The War on Poverty is about so much more than reducing the number of Americans who live below a particular economic threshold. It is about breaking cycles of injustice and empowering Americans to lift themselves up out of social and economic disparity. When we invest in programs and initiatives that combat poverty, we show our commitment to creating opportunity for all Americans, tackling racial discrimination and providing a safety net for the most vulnerable members of our society, like the elderly and the disabled.

And history has shown that when the war on poverty has been waged with sufficient funding and political muscle, it has been remarkably effective and has had real and meaningful effects on the lives of millions of Americans. Even so, we continue to see House Republicans march in lockstep with their predecessors in Congress, who have fought tooth and nail for decades against efforts to alleviate poverty and address its root causes. California’s 31st Congressional District is just one community where this battle rages.

Here in the Inland Empire, one in five children lives below the poverty line. Yet our current Member of Congress, far-right conservative Gary Miller, is more committed to fighting a war on the War on Poverty than actually improving the lives of the people he represents. Even amongst the field of Democratic candidates running for this House seat, we see Pete Aguilar supporting proposals like the Chained CPI, which would dramatically chip away at the benefits of Social Security recipients. Clearly, the first step in continuing to combat poverty-- both in CA-31 and nationally-- is electing the right Democrats to office.
Let's get rid of right-wing garbage like Miller and make sure Steve Israel doesn't sneak in "Democratic" versions of the same anti-working family corrupt elitists like Pete Aguilar. While Israel is hiring tutors to teach Aguilar Spanish, so he can try to relate to the community, you can contribute to Eloise's grassroots campaign here.

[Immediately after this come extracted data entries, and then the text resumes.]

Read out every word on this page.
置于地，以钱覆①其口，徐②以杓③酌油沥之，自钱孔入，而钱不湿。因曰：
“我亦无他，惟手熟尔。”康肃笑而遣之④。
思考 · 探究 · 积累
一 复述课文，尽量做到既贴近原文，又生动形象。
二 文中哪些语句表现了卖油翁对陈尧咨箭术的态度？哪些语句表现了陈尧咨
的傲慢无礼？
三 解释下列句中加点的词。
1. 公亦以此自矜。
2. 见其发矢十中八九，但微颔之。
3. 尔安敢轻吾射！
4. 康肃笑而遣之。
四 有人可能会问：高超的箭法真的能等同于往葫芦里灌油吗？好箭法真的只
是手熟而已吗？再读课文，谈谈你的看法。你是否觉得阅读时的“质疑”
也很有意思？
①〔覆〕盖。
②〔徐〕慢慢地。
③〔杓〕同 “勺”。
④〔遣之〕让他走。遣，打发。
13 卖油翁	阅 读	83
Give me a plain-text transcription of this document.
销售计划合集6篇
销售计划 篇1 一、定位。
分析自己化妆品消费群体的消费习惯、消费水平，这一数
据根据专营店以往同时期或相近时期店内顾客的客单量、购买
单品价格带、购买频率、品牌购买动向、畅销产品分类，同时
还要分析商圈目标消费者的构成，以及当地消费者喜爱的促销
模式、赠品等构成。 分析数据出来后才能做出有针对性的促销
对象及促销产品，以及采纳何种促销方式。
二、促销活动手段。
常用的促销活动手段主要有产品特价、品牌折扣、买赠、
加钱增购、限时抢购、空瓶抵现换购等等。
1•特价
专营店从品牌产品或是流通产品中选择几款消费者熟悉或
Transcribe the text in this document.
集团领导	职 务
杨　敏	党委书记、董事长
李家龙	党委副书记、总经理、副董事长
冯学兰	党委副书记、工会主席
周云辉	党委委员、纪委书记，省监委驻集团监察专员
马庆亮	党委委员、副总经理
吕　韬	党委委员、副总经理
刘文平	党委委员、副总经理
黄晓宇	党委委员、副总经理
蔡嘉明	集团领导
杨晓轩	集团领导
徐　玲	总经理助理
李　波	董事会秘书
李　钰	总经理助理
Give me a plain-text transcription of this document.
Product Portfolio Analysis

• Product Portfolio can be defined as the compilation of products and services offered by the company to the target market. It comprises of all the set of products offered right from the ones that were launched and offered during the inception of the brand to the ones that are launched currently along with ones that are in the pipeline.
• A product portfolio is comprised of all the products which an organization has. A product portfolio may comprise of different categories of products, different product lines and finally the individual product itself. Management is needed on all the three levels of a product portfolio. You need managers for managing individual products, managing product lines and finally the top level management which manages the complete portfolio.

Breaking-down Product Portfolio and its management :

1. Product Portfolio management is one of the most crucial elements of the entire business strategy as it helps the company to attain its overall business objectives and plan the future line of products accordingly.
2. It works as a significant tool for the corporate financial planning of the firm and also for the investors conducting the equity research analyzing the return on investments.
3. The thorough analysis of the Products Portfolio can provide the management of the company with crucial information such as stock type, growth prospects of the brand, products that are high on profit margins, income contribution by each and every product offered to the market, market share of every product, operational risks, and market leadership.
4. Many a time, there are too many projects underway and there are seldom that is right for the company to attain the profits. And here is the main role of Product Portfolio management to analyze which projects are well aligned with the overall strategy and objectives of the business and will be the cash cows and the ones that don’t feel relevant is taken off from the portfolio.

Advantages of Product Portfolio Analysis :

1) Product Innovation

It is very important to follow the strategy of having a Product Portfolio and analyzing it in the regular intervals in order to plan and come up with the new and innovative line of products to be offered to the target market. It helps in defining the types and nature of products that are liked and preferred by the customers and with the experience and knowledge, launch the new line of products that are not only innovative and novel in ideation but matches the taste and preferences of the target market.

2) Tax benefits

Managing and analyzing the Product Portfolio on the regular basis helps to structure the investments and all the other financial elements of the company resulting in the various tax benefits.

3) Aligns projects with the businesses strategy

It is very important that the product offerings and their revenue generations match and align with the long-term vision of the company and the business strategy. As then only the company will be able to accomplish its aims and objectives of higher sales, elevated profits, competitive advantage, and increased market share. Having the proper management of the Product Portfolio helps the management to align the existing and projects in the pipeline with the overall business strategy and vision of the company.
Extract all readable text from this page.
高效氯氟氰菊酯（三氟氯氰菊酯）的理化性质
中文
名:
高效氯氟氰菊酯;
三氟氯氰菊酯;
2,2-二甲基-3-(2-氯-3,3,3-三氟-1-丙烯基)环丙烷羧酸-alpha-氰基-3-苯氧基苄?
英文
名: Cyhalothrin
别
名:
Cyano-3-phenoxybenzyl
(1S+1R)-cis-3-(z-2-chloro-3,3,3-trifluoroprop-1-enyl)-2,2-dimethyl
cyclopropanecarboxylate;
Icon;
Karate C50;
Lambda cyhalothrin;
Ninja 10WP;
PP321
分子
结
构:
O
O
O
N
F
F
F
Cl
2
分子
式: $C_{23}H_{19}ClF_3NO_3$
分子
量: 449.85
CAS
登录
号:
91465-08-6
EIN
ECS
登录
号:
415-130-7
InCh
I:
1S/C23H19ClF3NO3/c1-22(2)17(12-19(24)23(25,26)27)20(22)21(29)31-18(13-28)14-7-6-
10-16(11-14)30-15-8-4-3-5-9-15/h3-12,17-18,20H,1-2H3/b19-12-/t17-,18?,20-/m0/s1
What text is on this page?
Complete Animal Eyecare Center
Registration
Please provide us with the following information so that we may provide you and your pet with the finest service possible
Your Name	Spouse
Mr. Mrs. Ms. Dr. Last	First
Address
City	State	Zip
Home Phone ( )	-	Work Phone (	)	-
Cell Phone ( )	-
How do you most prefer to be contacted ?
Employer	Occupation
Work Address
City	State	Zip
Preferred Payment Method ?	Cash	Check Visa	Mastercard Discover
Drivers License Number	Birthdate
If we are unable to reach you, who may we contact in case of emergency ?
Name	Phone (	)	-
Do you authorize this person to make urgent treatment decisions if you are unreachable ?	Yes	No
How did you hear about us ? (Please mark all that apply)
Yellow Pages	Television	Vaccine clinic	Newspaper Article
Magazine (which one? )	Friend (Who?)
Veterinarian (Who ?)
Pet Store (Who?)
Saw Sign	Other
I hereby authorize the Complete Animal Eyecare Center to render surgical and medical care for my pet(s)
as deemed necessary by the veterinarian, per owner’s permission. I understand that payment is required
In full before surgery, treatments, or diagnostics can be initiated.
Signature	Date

UPDATE: At Least One House Candidate In Hawai'i Remembers How Much Good The War On Poverty Did For His State

Stanley Chang is the progressive in a crowded field of Democrats hoping to replace New Dem Colleen Hanabusa in the first CD. The majority-Asian-American district is deep blue (D+18) and encompasses Honolulu and the southern area of Oahu. Several of his opponents-- particularly Donna Mercado Kim and Mufi Hannemann are so far to the right that they are as bad as any Republican. This afternoon, Chang told us that the war on poverty isn't something from the past but an ongoing commitment Americans make to society.
"Simply put, we are losing the war on poverty because we've all but given up on fighting it.  In many cases, the Republicans in Congress are not just rooting for our failure, but are actually cutting ever larger holes in the social safety net that the poorest American families fall right through. Late last month, we saw Republicans cut unemployment benefits-- a nice holiday gift-- after a year that also saw cuts to food stamps and other important programs for millions of Americans. The failure of Republican governors to accept Medicaid expansion is a perfect example of this. The Medicaid Expansion program under Obamacare will allow poor Americans (mostly working single mothers and veterans, yes veterans) to go to the doctor instead of the Emergency Room, where costs skyrocket before being passed on to the rest of us.

"We know the math works: an ounce of prevention is worth a pound of cure. I'm proud to join the fight in the war on poverty because I know that it is one we can start winning again, if we're willing to try."